80/104 Песчаный откос и дорога. Колодезные журавли.
Владимир Богомолов не был культуртрегером и наивно воссоздавал в своем романе атмосферу реальности и правдоподобия.
Но список прекрасных перлов прозаика-молотобойца Левенталя куда длинней перечня богомоловских записей. Среди них есть удивительные языковые находки:
– «Они уже дошли до угла. Проспект тянется слева направо». Это определенно реминисценция к анизотропному шоссе Стругацких. Справа налево проспект не тянется.
– «…наводит пистолет и медленно всаживает пулю в замок».
– «Взгляд из-под лысых бровей».
Здесь даже легкие молотобойца делают лишний вдох.
Теперь пора предоставить слово хору «Левенталь и его клиентелла».
Хор: «Ну и что? Подумаешь – тушенка с пачкой гречки! Как не стыдно передергивать, цепляться к мелочам и выискивать блох! Как смеете вы, пасквилянты, осквернять святой великий подвиг… глумиться над данью памяти, возданной… (далее по шпаргалке). Бабушки рассказывали прозаику…».

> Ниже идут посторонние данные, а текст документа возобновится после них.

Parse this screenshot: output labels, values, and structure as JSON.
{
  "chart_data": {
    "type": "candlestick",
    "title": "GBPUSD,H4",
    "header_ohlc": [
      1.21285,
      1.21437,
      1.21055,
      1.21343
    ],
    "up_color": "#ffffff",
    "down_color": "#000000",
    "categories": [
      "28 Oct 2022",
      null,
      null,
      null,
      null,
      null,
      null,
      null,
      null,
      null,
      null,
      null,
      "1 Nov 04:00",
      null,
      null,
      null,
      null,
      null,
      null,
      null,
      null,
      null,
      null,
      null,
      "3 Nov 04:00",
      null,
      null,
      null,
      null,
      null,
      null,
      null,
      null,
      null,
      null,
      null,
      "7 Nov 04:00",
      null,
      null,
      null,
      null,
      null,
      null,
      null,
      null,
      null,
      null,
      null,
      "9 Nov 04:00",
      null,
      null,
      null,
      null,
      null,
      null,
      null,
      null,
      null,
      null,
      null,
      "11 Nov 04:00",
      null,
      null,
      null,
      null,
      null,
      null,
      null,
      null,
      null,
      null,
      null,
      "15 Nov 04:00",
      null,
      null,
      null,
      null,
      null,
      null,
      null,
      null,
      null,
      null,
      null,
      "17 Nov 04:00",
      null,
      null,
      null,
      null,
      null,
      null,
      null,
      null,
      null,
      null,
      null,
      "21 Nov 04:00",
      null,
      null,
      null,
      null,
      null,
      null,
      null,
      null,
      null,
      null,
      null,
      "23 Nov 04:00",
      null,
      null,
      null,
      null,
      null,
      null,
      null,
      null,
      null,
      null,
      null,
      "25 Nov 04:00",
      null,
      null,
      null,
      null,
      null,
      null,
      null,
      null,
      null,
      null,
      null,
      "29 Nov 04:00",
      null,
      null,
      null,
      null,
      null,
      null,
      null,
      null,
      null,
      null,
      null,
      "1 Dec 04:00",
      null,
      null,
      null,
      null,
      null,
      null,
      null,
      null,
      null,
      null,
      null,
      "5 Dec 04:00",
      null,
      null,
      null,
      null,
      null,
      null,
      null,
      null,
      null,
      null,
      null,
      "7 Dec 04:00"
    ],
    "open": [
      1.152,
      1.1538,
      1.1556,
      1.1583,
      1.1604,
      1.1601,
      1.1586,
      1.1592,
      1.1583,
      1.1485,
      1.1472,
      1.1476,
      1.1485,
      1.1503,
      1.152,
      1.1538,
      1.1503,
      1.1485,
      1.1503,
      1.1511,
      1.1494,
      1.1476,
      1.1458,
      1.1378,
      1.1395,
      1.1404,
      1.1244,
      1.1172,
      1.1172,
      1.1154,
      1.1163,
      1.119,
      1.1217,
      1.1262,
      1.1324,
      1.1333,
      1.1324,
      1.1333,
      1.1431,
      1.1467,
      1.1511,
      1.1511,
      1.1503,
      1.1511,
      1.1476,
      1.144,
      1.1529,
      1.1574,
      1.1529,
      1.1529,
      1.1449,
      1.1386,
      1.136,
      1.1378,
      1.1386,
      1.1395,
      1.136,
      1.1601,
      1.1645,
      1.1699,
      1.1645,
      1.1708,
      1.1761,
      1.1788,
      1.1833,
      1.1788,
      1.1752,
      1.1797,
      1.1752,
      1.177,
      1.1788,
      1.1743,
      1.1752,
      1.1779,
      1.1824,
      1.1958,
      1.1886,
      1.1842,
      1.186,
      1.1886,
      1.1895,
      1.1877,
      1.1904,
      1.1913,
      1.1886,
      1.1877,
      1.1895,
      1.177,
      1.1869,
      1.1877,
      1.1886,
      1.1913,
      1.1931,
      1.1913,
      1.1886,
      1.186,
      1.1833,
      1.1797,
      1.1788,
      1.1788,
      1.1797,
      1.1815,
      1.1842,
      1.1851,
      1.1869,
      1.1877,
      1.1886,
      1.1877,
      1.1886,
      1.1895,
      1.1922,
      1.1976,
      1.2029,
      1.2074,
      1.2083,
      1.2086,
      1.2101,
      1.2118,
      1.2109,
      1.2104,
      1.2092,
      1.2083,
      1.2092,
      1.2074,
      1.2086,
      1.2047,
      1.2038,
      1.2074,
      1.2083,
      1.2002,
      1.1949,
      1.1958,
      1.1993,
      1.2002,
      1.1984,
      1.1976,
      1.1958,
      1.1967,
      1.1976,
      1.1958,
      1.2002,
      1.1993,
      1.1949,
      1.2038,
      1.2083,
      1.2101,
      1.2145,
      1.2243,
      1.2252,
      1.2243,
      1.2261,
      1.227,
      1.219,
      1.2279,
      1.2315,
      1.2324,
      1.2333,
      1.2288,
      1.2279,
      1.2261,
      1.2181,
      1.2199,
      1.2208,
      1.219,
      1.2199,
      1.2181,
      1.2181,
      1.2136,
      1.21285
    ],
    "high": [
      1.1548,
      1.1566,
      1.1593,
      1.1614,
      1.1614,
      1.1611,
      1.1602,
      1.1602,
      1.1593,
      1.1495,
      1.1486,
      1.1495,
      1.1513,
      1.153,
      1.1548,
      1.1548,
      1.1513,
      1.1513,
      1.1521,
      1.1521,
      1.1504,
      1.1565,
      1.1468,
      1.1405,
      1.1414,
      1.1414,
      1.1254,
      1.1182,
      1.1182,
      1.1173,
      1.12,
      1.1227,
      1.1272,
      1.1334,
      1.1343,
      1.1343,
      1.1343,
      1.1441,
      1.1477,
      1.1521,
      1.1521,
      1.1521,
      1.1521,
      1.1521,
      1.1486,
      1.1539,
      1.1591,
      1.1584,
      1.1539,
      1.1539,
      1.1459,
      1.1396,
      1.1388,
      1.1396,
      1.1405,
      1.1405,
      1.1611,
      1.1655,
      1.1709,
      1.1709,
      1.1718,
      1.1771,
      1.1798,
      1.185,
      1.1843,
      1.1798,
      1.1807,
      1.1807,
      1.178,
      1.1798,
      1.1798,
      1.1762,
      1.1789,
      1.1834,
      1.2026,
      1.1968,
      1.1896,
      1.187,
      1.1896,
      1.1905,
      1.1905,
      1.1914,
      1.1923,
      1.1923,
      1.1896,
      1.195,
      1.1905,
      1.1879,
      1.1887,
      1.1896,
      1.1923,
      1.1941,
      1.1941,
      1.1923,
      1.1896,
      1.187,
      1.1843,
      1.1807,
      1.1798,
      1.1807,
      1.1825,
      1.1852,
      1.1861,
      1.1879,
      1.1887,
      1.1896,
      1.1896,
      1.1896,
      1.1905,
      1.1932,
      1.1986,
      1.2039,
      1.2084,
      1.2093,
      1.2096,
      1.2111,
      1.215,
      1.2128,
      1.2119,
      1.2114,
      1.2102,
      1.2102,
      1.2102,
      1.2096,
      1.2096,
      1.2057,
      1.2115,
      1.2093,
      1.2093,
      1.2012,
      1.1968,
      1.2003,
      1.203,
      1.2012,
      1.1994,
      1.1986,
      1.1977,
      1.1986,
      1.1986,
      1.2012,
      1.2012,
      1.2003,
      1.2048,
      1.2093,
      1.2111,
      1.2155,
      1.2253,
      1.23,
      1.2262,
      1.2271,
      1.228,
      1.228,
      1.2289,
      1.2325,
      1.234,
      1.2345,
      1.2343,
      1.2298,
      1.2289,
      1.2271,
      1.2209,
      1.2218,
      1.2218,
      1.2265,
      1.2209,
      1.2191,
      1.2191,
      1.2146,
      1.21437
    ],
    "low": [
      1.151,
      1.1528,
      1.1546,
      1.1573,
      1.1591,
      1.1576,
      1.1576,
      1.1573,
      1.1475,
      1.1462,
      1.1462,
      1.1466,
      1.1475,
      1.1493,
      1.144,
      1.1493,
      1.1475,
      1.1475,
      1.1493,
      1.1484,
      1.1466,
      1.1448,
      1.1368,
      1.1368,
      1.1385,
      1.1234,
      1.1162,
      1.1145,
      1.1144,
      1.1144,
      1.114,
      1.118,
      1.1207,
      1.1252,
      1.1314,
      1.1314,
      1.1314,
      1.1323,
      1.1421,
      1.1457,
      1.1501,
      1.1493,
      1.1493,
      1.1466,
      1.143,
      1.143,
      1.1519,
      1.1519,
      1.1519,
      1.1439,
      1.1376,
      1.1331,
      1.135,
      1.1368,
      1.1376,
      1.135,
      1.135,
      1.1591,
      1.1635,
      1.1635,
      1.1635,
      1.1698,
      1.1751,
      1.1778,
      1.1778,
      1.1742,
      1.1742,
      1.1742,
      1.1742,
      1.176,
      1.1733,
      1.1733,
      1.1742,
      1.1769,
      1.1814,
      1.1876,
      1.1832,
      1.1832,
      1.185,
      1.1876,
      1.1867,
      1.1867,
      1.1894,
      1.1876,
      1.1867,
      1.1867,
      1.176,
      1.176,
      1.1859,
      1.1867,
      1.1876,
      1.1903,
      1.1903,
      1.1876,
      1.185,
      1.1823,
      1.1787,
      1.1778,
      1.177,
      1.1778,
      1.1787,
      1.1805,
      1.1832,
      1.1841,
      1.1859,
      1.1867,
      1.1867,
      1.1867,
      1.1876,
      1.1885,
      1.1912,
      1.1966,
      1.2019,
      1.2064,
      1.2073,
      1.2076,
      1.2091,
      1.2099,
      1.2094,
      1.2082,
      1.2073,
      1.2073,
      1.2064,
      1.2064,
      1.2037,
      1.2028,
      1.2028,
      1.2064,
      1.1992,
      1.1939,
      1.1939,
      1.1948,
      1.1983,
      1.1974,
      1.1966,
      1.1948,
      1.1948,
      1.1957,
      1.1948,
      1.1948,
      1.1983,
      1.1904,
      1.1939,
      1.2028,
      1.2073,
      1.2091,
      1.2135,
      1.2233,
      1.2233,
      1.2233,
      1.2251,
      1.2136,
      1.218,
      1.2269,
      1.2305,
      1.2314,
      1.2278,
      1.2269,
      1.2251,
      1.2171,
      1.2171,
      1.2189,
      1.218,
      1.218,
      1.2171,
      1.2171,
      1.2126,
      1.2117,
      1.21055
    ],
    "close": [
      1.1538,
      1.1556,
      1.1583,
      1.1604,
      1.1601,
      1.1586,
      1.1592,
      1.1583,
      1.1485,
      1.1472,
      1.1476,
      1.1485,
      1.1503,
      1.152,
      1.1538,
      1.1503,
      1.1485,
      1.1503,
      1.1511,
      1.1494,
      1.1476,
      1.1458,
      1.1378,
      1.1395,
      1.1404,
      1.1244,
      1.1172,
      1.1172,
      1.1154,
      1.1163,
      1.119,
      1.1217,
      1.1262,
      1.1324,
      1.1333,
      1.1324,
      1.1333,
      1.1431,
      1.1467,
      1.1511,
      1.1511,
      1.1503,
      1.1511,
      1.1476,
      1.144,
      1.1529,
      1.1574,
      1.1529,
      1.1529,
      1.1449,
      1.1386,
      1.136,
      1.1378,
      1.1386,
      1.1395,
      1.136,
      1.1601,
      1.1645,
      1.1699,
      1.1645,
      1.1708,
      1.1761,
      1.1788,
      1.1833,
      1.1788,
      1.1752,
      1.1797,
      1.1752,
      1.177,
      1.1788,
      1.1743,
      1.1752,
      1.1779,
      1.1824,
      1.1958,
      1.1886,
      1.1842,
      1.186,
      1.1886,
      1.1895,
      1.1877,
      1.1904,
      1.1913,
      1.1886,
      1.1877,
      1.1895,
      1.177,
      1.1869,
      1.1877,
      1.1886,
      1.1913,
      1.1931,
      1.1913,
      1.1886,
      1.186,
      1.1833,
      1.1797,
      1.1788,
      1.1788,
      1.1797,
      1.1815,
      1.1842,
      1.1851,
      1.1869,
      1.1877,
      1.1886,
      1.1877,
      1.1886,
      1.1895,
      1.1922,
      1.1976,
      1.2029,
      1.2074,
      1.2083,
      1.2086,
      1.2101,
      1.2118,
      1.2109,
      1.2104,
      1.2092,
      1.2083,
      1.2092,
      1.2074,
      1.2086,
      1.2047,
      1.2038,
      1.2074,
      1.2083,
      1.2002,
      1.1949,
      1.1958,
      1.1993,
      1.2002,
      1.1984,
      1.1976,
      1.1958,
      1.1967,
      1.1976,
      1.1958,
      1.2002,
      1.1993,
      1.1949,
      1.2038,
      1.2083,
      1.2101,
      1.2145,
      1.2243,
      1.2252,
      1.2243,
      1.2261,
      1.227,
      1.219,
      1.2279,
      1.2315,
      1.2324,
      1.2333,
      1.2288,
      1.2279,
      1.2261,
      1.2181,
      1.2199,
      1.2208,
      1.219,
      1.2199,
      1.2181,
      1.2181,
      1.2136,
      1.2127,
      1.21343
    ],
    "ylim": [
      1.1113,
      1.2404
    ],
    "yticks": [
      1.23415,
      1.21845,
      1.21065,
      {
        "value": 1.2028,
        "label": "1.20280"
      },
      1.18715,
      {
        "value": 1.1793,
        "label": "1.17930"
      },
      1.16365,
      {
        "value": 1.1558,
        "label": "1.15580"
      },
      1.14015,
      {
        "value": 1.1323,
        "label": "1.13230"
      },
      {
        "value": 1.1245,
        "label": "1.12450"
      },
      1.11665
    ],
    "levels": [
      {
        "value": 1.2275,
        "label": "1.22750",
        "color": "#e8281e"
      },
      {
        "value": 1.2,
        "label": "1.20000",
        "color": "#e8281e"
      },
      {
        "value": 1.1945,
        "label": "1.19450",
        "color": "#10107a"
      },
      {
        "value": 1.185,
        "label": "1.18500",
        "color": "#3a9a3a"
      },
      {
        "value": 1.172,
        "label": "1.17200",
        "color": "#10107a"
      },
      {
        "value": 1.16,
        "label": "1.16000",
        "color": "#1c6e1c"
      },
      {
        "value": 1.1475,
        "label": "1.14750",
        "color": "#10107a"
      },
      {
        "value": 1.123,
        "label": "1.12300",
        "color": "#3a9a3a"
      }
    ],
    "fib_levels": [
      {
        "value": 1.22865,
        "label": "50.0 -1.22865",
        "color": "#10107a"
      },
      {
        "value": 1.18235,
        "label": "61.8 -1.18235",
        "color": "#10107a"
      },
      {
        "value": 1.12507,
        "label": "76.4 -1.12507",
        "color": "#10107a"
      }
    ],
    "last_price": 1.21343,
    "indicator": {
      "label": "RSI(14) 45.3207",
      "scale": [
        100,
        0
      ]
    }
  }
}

Дела известные. Но глумится и оскверняет как раз тот, кто написал, похвалил и издал этот левоподмышечный текст. Ведь, если убрать из книжки всю нелепицу и нескладуху, которую писатель-прозаик Левенталь высосал из пальца, взял с потолка и выкопал из собственного носа, и отжать третьей свежести ходульные рассуждения о боге, Боге, Времени, Смыслах и доле ангелов, то останется тот самый обшарпанный, заезженный набор кубиков: «холод», «буржуйка», «хлебная карточка», «пайка», «беспощадный НКВДшник» из которого уже не первое поколение писателей-культуртрегеров собирает слово «блокада» и бодро бежит в сторону кассы. О таких левенталях много лет назад написали Илья Ильф и Евгений Петров:
«Вокруг рукописи начинается возня. Ее читают, перетаскивают из комнаты в комнату, над ней кряхтят.
– Ну что?
– Ах, – говорит утомленный редактор, – Исбах далеко не Бальзак, но этот Подпругин такой уже не Бальзак!
– Что ж, забракуем?
– Наоборот. Напечатаем. Отображены актуальнейщие темы. Язык суконноватый, герои схематичны, но настроение бодрое, книга зовет. Потом вот в конце ясно написано: «Это есть наш последний».
– «И решительный» написано?
– «И решительный».
– Тогда надо печатать. Книжка, конечно, – заунывный бред, но зато не доставит нам никакого беспокойства. Никто не придерется».
Счастливые времена были для подпругиных, левенталевских прародителей – не было на них новой критики.